Progressive loss of dopamine (DA)-containing neurons is a feature of normal aging; however, most people do not lose the 70 to 80% of dopaminergic neurons required to cause symptomatic PD. Without treatment, PD progresses over 5 to 10 years to a rigid, akinetic state in which patients are incapable of caring for themselves. Death frequently results from complications of immobility, including aspiration pneumonia or pulmonary embolism. The availability of effective pharmacological treatment has radically altered the prognosis of PD; in most cases, good functional mobility can be maintained for many years. Life expectancy of adequately treated patients is increased substantially, but overall mortality remains higher than that of the general population. Commonly used medications for the treatment of PD are summarized in Table 13-1.
TABLE 13-1 Commonly Used Medications for the Treatment of Parkinson’s Disease
The patient in Case 13-1 is early in the course of his Parkinson’s disease
a. What are the treatment options at this stage of his disease?
Commonly used medications for the treatment of PD are summarized in Table 13-1. Pharmacological treatment of PD should be tailored to the individual patient. Drug therapy is not obligatory in early PD; many patients can be managed for a time with exercise and lifestyle interventions. For patients with mild symptoms, MAO-B inhibitors, amantadine, or (in younger patients) anticholinergics are reasonable choices. In most patients, treatment with a dopaminergic drug, either levodopa or a DA agonist, is eventually required. Large controlled clinical trials provide convincing evidence for a reduced rate of motor fluctuation in patients in which DA agonists are used as initial treatment. This benefit was, however, accompanied by an increased rate of adverse effects, especially somnolence and hallucinations.
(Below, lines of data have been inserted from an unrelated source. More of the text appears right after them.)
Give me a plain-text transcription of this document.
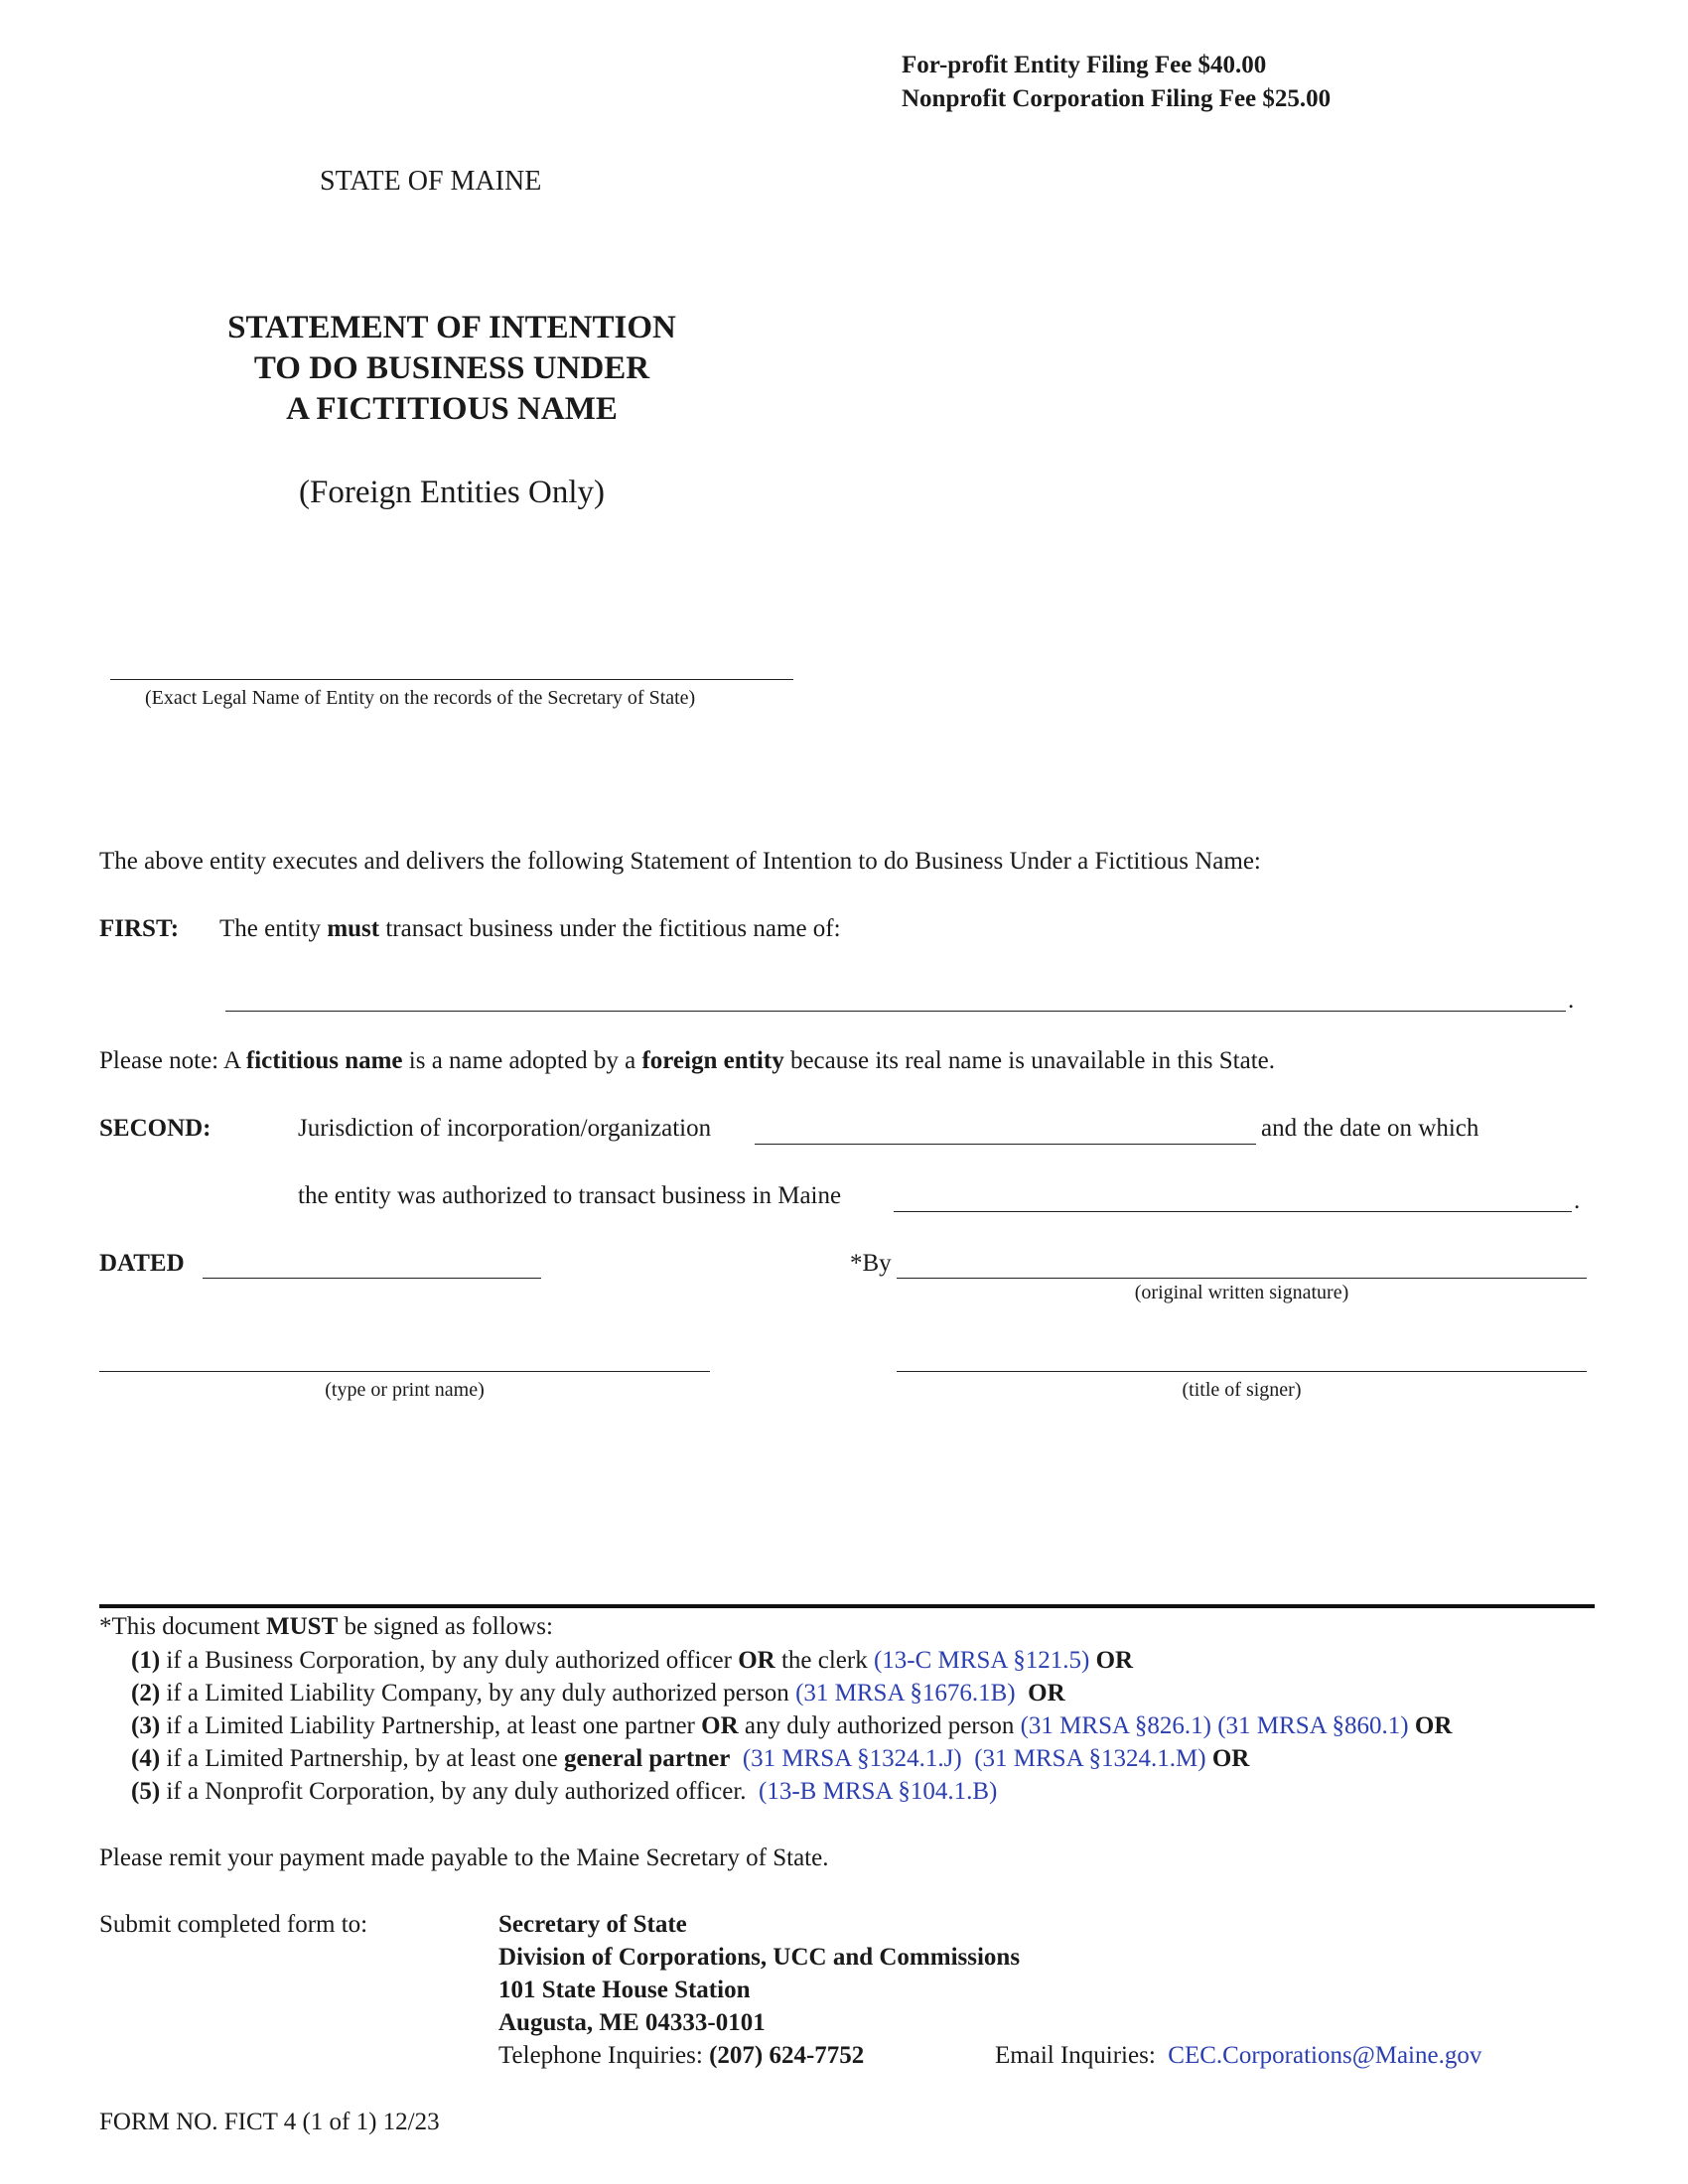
For-profit Entity Filing Fee $40.00
Nonprofit Corporation Filing Fee $25.00
STATE OF MAINE
STATEMENT OF INTENTION
TO DO BUSINESS UNDER
A FICTITIOUS NAME
(Foreign Entities Only)
(Exact Legal Name of Entity on the records of the Secretary of State)
The above entity executes and delivers the following Statement of Intention to do Business Under a Fictitious Name:
FIRST: The entity must transact business under the fictitious name of:
.
Please note: A fictitious name is a name adopted by a foreign entity because its real name is unavailable in this State.
SECOND:	Jurisdiction of incorporation/organization	and the date on which
the entity was authorized to transact business in Maine	.
DATED	*By
(original written signature)
(type or print name)	(title of signer)
*This document MUST be signed as follows:
(1) if a Business Corporation, by any duly authorized officer OR the clerk (13-C MRSA §121.5) OR
(2) if a Limited Liability Company, by any duly authorized person (31 MRSA §1676.1B) OR
(3) if a Limited Liability Partnership, at least one partner OR any duly authorized person (31 MRSA §826.1) (31 MRSA §860.1) OR
(4) if a Limited Partnership, by at least one general partner (31 MRSA §1324.1.J) (31 MRSA §1324.1.M) OR
(5) if a Nonprofit Corporation, by any duly authorized officer. (13-B MRSA §104.1.B)
Please remit your payment made payable to the Maine Secretary of State.
Submit completed form to:	Secretary of State
Division of Corporations, UCC and Commissions
101 State House Station
Augusta, ME 04333-0101
Telephone Inquiries: (207) 624-7752	Email Inquiries: CEC.Corporations@Maine.gov
FORM NO. FICT 4 (1 of 1) 12/23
Practitioners prefer a DA agonist as initial therapy in younger patients in order to reduce the occurrence of motor complications. In older patients or those with substantial comorbidity, levodopa/carbidopa is generally better tolerated.
As this (the patient from Case 13-1) patient’s disease progresses, it is recommended that he be treated with levodopa.
a. What is levodopa, and how is it used in the treatment of Parkinson’s disease?
Levodopa, the metabolic precursor of DA, is the single most effective agent in the treatment of PD. Levodopa is itself largely inert; both its therapeutic and adverse effects result from the decarboxylation of levodopa to DA. The metabolism of levodopa is shown in Figure 13-4.
FIGURE 13-4 Metabolism of levodopa (L-DOPA). ALDH, aldehyde dehydrogenase; COMT, catechol-O-methyltransferase; DβH, dopamine β-hydroxylase; AADC, aromatic L-amino acid decarboxylase; MAO, monoamine oxidase.
Entry of levodopa into the CNS across the blood-brain barrier is mediated by a membrane transporter for aromatic amino acids, and competition between dietary protein and levodopa may occur at this level. In the brain, levodopa is converted to DA by decarboxylation primarily within the presynaptic terminals of dopaminergic neurons in the stratium (see Figure 13-5). The DA produced in the presynaptic terminals is responsible for the therapeutic effectiveness of levodopa in PD; after release, it is either transported back into dopaminergic terminals by the presynaptic uptake mechanism or metabolized by the actions of MAO and catechol-O-methyltransferase (COMT) (see Figure 13-4).